WE ARE OUR MOUNTAINS _2014/2021
[English version below]
Comme beaucoup d’arméniens de la troisième génération, petite-fille d’une réfugiée politique, j’ai grandi dans un environnement où la mémoire était élevée
au rang d’un culte sacré. Les récits familiaux se transmettaient comme des prières, les archives devenaient des icônes à vénérer,
et le patrimoine culturel prenait une place quasi liturgique dans le quotidien.
Au cœur de ce sanctuaire mémoriel trônait, majestueusement et inexorablement,
le mont Ararat.
Le mont Ararat occupe une place unique dans l’imaginaire arménien, à la fois ancrée dans une spiritualité profonde et dans une mémoire collective marquée par le déracinement. Selon la tradition biblique, c’est au sommet de cette montagne que l’arche de Noé aurait touché terre après le déluge, faisant symboliquement de l’Arménie une terre de renouveau pour l’humanité tout entière. Mais pour les arméniens, l’Ararat est bien plus qu’un symbole religieux : il est une métonymie de l’identité nationale, une entité géographique qui incarne la résilience et l’appartenance culturelle.
Cette montagne, pourtant visible depuis Erevan, est physiquement hors d’atteinte.
En 1921, à la suite du traité de Kars entre la Turquie et l’URSS, l’Arménie perdit de vastes territoires, dont l’Ararat.
Dès lors, la montagne devint une frontière symbolique entre l’Arménie contemporaine et son passé historique, mais également entre le territoire arménien et sa diaspora, majoritairement dispersée à l’ouest.
Cette réalité géographique heurte l’imaginaire collectif façonné dans l’exil, où la montagne est devenue un pilier abstrait, idéalisé, du patrimoine.
L’Ararat est alors devenu un symbole ambivalent : d’un côté, il représente la grandeur passée et l’espoir, mais de l’autre, il incarne la perte, l’exil et la douleur d’un territoire inaccessible.
Mon projet explore cette tension entre mémoire collective et reconstruction identitaire à travers une approche multimédia, combinant archives personnelles, images trouvées sur les marchés d’Erevan, travail vidéo et photographies prises au cours des cinq dernières années.

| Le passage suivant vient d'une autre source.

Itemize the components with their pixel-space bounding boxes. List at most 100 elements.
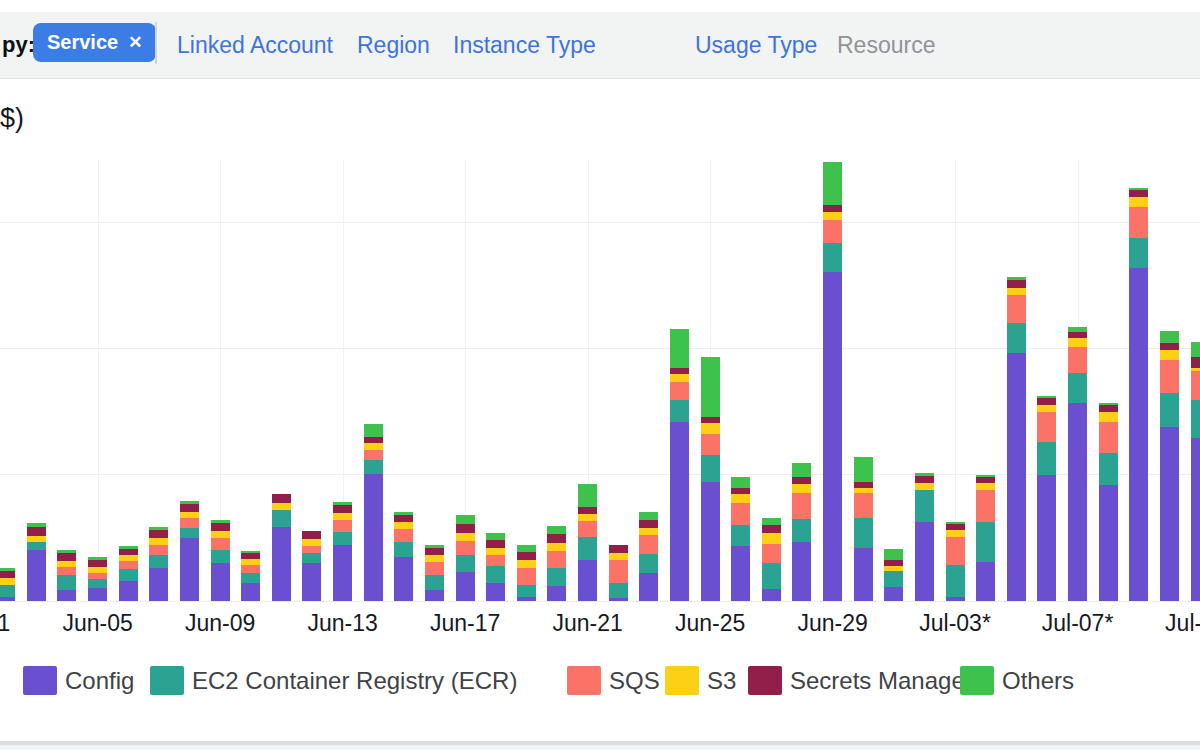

Ce projet est à la fois une quête personnelle et une réflexion collective sur l’Ararat en tant que métaphore de l’exil et de la résilience arménienne. En retraçant les récits d’une communauté façonnée par la perte et la migration, je cherche à dépasser l’immobilité mélancolique souvent associée à la mémoire diasporique.
Commencé en 2015, pour le centenaire du génocide arménien, ce projet s’inscrit dans une temporalité symbolique. Il porte en lui la double ambition de commémorer les tragédies du passé tout en insufflant une dynamique de transformation et de réappropriation culturelle. L’Ararat, dans ce contexte, devient un miroir du potentiel humain : il est à la fois le souvenir d’une terre inaccessible et une invitation à construire un héritage vivant, non figé, en dialogue avec l’histoire.
À travers ce projet, l’Ararat n’est pas simplement un sommet ou un paysage, mais une figure de proue dans le voyage entre mémoire et identité. En confrontant les frontières géographiques et les frontières intérieures qu’il incarne, je cherche à transformer la montagne en un espace de réflexion et de réinvention, où les Arméniens – où qu’ils se trouvent – peuvent réconcilier leur passé avec leur présent.
Ce projet existe sous la forme d’un livre publié en 2015 à l’occasion de l’anniversaire du centennaire de la commémoration du Génocide Arménien.Il est imprimé en un tirage limité de 300 exemplaires numérotés et proposé dans un coffret deluxe en carton noir gaufré, accompagné d’une photographie originale et à tirage unique (polaroid), d’un sachet contenant de la terre prélevée dans la vallée d’Ararat près du monastère de Khor-Virap, de cartes postales et d’un poster.
Il est accompagné de pistes sonores, enregistrées en Janvier 2015 en Arménie et en Géorgie.
Ouvrage réalisé en collaboration avec l’auteure Anna Lounguine.